The goal is control—not conflict resolution.



A young girl feeling drained and sad.



What it does to you (and why it’s so damaging)

Living under coercive control changes how you think, feel, and function. Many survivors describe it as slowly disappearing inside their own life.


1) It erodes your sense of self. Over time, you may stop trusting your preferences, opinions, and instincts. You might feel like you don’t know who you are anymore because so many choices have been criticized, corrected, or taken away.


2) It creates chronic anxiety and hypervigilance. Your nervous system can get stuck in survival mode. You may constantly scan for mood shifts, tone changes, or signs you’re “about to be in trouble.” Even calm moments can feel unsafe because you’re waiting for the next switch.


3) It causes confusion and self-doubt. Gaslighting and blame-shifting can make you question your memory and judgment. You may replay conversations repeatedly, trying to figure out what you did wrong, when the situation was designed to keep you off balance.


4) It leads to shame and isolation. Many survivors feel embarrassed or fear they won’t be believed. The abuser may also work to damage your reputation or convince others you’re unstable, dramatic, or “the real problem,” making it harder to reach out.


5) It can impact your physical health. Long-term stress can show up as headaches, stomach issues, insomnia, panic symptoms, fatigue, appetite changes, and worsening chronic conditions. Your body carries what your mind has been forced to endure.

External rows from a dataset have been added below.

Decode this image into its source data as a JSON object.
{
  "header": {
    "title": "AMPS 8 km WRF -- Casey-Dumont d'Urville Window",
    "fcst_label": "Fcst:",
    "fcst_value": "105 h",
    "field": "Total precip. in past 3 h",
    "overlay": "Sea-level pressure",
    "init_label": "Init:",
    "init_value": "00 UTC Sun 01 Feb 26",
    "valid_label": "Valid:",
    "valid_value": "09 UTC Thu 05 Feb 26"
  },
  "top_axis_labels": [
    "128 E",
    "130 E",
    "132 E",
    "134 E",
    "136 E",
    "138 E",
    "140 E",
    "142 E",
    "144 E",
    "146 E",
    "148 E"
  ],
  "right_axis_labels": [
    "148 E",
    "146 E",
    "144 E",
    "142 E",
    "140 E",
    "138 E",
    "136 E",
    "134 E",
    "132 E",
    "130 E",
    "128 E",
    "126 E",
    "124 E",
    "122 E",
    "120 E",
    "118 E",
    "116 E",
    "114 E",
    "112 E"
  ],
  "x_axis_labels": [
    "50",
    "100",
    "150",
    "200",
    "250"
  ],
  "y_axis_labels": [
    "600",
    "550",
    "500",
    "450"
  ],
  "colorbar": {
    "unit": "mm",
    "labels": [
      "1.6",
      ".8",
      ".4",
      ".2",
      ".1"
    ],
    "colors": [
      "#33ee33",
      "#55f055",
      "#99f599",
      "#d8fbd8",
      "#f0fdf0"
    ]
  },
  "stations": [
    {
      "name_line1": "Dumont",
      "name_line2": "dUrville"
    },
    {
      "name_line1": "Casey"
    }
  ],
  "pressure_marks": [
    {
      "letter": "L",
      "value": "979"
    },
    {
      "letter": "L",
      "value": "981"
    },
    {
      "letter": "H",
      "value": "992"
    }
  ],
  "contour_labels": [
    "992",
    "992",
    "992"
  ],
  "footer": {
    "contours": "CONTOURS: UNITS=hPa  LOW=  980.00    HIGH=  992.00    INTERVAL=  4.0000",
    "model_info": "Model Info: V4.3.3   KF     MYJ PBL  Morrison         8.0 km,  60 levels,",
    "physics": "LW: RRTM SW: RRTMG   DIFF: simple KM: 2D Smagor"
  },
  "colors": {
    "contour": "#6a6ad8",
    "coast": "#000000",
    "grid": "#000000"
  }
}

6) It changes how you make decisions. When every choice is criticized or punished, you may start avoiding decisions altogether. You might ask permission for basic things, over-explain, or freeze—because the cost of being “wrong” has been too high.


7) It can create trauma responses. Survivors may experience symptoms associated with trauma: emotional numbness, intrusive thoughts, dissociation, difficulty concentrating, and feeling detached from reality or from their own body.


Why it’s hard to leave

People often ask, “Why didn’t you just leave?” Coercive control answers that question. Leaving can feel impossible when:

  • you’ve been isolated from support

  • you’re financially trapped

  • you’ve been convinced you can’t survive on your own

  • you fear retaliation, custody threats, or escalation

  • you’re trauma-bonded through cycles of cruelty and affection


Leaving isn’t a single moment—it’s a process, and safety planning matters.


If you’re experiencing coercive control

If any of this feels familiar, it doesn’t mean you’re weak—it means you’ve been surviving something designed to wear you down. You deserve support that is safe, informed, and nonjudgmental.


If you’re in immediate danger, contact local emergency services.


Coercive control thrives in silence. Naming it is powerful. Healing is possible, and your life can belong to you again—one step, one boundary, one safe connection at a time.